Takeda Pharmaceutical presented data at ESMO, including insights from sub-analyses of its Phase III ALTA 1L trial, which reinforced intracranial efficacy with Alunbrig (brigatinib) as a first-line treatment for anaplastic lymphoma kinase-positive (ALK+) NSCLC as well as associated quality of life data. It also updated 10-month follow-up results from the Phase I/II trial of mobocertinib, showing a duration of response (DoR) of more than one year in EGFR Exon20 insertion+ metastatic NSCLC.

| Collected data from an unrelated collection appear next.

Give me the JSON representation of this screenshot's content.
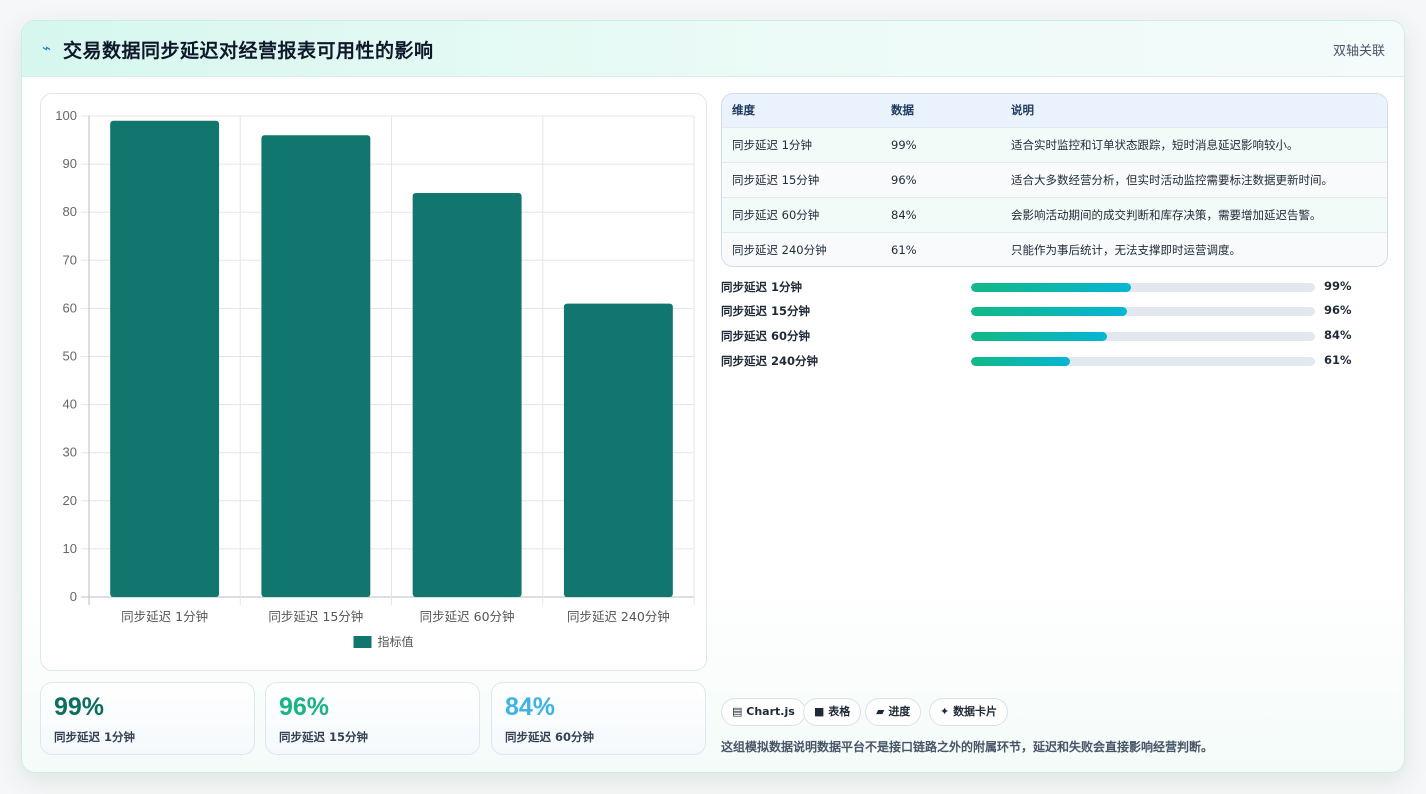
{
  "header": {
    "icon": "bolt-icon",
    "title": "交易数据同步延迟对经营报表可用性的影响",
    "tag": "双轴关联"
  },
  "chart_data": {
    "type": "bar",
    "categories": [
      "同步延迟 1分钟",
      "同步延迟 15分钟",
      "同步延迟 60分钟",
      "同步延迟 240分钟"
    ],
    "series": [
      {
        "name": "指标值",
        "values": [
          99,
          96,
          84,
          61
        ],
        "color": "#10766e"
      }
    ],
    "yticks": [
      0,
      10,
      20,
      30,
      40,
      50,
      60,
      70,
      80,
      90,
      100
    ],
    "ylim": [
      0,
      100
    ],
    "grid": true,
    "legend": "bottom"
  },
  "stats": [
    {
      "value": "99%",
      "label": "同步延迟 1分钟",
      "color": "#0f6e62"
    },
    {
      "value": "96%",
      "label": "同步延迟 15分钟",
      "color": "#1ab385"
    },
    {
      "value": "84%",
      "label": "同步延迟 60分钟",
      "color": "#3fb2e6"
    }
  ],
  "table": {
    "headers": [
      "维度",
      "数据",
      "说明"
    ],
    "rows": [
      [
        "同步延迟 1分钟",
        "99%",
        "适合实时监控和订单状态跟踪，短时消息延迟影响较小。"
      ],
      [
        "同步延迟 15分钟",
        "96%",
        "适合大多数经营分析，但实时活动监控需要标注数据更新时间。"
      ],
      [
        "同步延迟 60分钟",
        "84%",
        "会影响活动期间的成交判断和库存决策，需要增加延迟告警。"
      ],
      [
        "同步延迟 240分钟",
        "61%",
        "只能作为事后统计，无法支撑即时运营调度。"
      ]
    ]
  },
  "progress": [
    {
      "label": "同步延迟 1分钟",
      "value": "99%",
      "fill": 0.465
    },
    {
      "label": "同步延迟 15分钟",
      "value": "96%",
      "fill": 0.453
    },
    {
      "label": "同步延迟 60分钟",
      "value": "84%",
      "fill": 0.395
    },
    {
      "label": "同步延迟 240分钟",
      "value": "61%",
      "fill": 0.288
    }
  ],
  "chips": [
    {
      "icon": "chart-icon",
      "glyph": "▤",
      "label": "Chart.js"
    },
    {
      "icon": "table-icon",
      "glyph": "■",
      "label": "表格"
    },
    {
      "icon": "progress-icon",
      "glyph": "▰",
      "label": "进度"
    },
    {
      "icon": "sparkle-icon",
      "glyph": "✦",
      "label": "数据卡片"
    }
  ],
  "footnote": "这组模拟数据说明数据平台不是接口链路之外的附属环节，延迟和失败会直接影响经营判断。"
}
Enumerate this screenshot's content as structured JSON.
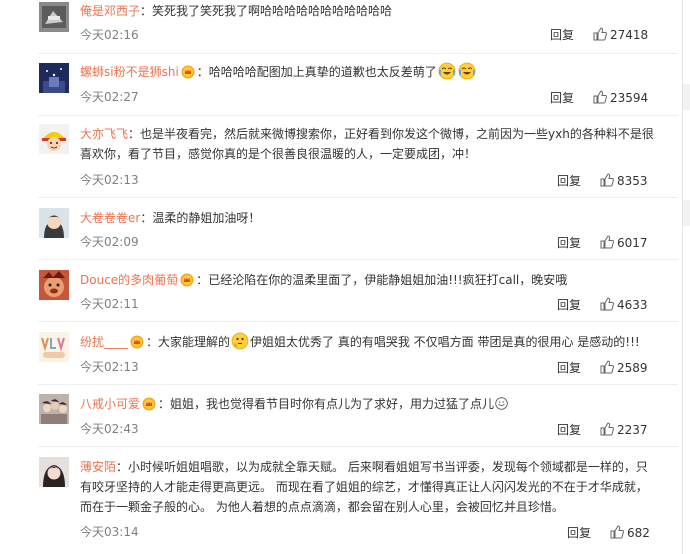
{
  "actions": {
    "reply_label": "回复"
  },
  "comments": [
    {
      "username": "俺是邓西子",
      "separator": "：",
      "text": "笑死我了笑死我了啊哈哈哈哈哈哈哈哈哈哈哈",
      "time": "今天02:16",
      "likes": "27418"
    },
    {
      "username": "螺蛳si粉不是狮shi",
      "separator": "：",
      "text": "哈哈哈哈配图加上真挚的道歉也太反差萌了",
      "time": "今天02:27",
      "likes": "23594"
    },
    {
      "username": "大亦飞飞",
      "separator": "：",
      "text": "也是半夜看完，然后就来微博搜索你，正好看到你发这个微博，之前因为一些yxh的各种料不是很喜欢你，看了节目，感觉你真的是个很善良很温暖的人，一定要成团，冲！",
      "time": "今天02:13",
      "likes": "8353"
    },
    {
      "username": "大卷卷卷er",
      "separator": "：",
      "text": "温柔的静姐加油呀！",
      "time": "今天02:09",
      "likes": "6017"
    },
    {
      "username": "Douce的多肉葡萄",
      "separator": "：",
      "text": "已经沦陷在你的温柔里面了，伊能静姐姐加油!!!疯狂打call，晚安哦",
      "time": "今天02:11",
      "likes": "4633"
    },
    {
      "username": "纷扰____",
      "separator": "：",
      "text_a": "大家能理解的",
      "text_b": "伊姐姐太优秀了 真的有唱哭我 不仅唱方面 带团是真的很用心 是感动的!!!",
      "time": "今天02:13",
      "likes": "2589"
    },
    {
      "username": "八戒小可爱",
      "separator": "：",
      "text": "姐姐，我也觉得看节目时你有点儿为了求好，用力过猛了点儿",
      "time": "今天02:43",
      "likes": "2237"
    },
    {
      "username": "薄安陌",
      "separator": "：",
      "text": "小时候听姐姐唱歌，以为成就全靠天赋。 后来啊看姐姐写书当评委，发现每个领域都是一样的，只有咬牙坚持的人才能走得更高更远。 而现在看了姐姐的综艺，才懂得真正让人闪闪发光的不在于才华成就，而在于一颗金子般的心。 为他人着想的点点滴滴，都会留在别人心里，会被回忆并且珍惜。",
      "time": "今天03:14",
      "likes": "682"
    }
  ]
}
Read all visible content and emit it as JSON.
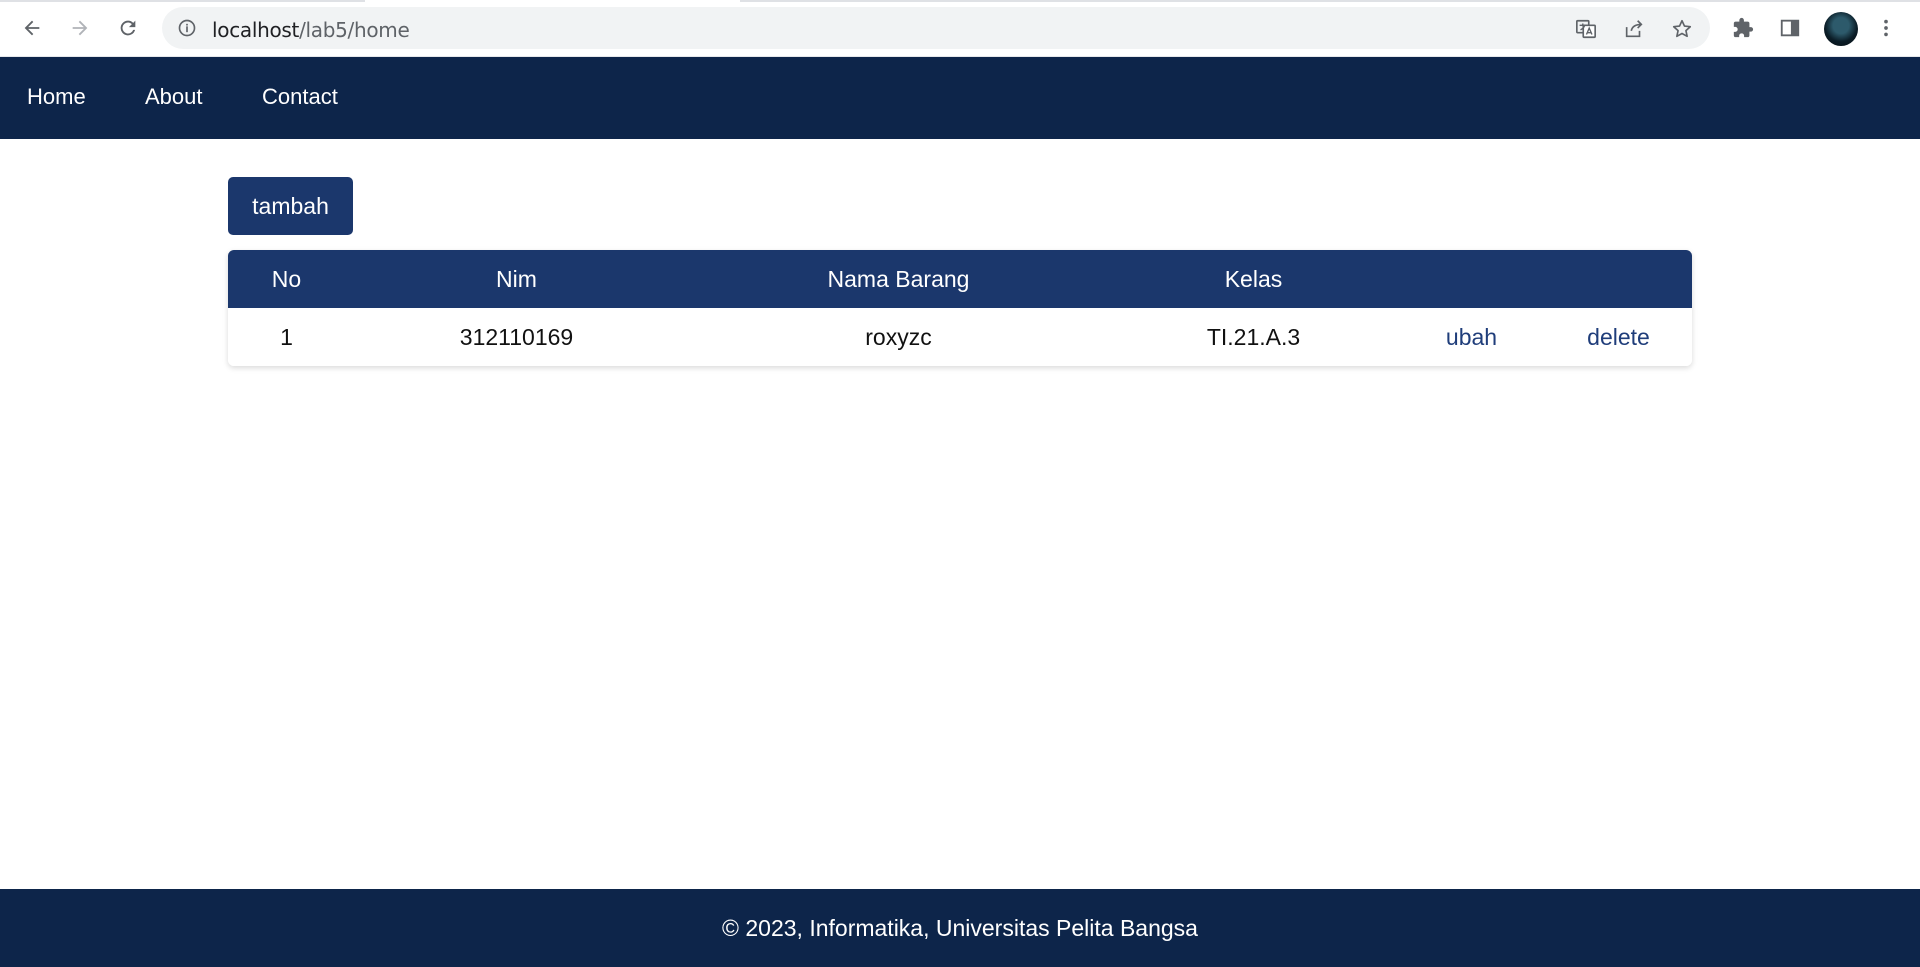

Arcutis Biotherapeutics completed enrollment in DERMIS-1 and DERMIS-2, their pivotal Phase III trials of ARQ-151 (topical roflumilast cream) as a topical treatment for plaque psoriasis. The company recently announced positive preliminary data from the first cohort of its ongoing Phase II long-term safety trial in psoriasis.
AstraZeneca and Merck announced positive five-year follow-up data from the Phase III SOLO-1 trial, demonstrating long-term progression-free survival benefit of Lynparza compared to placebo as first-line maintenance treatment in newly diagnosed, advanced BRCA-mutated (BRCAm) ovarian cancer patients who were in complete or partial response to platinum-based chemotherapy. It reduced the risk of disease progression or death by 67% and improved median PFS to 56 months compared to 13.8 months for placebo.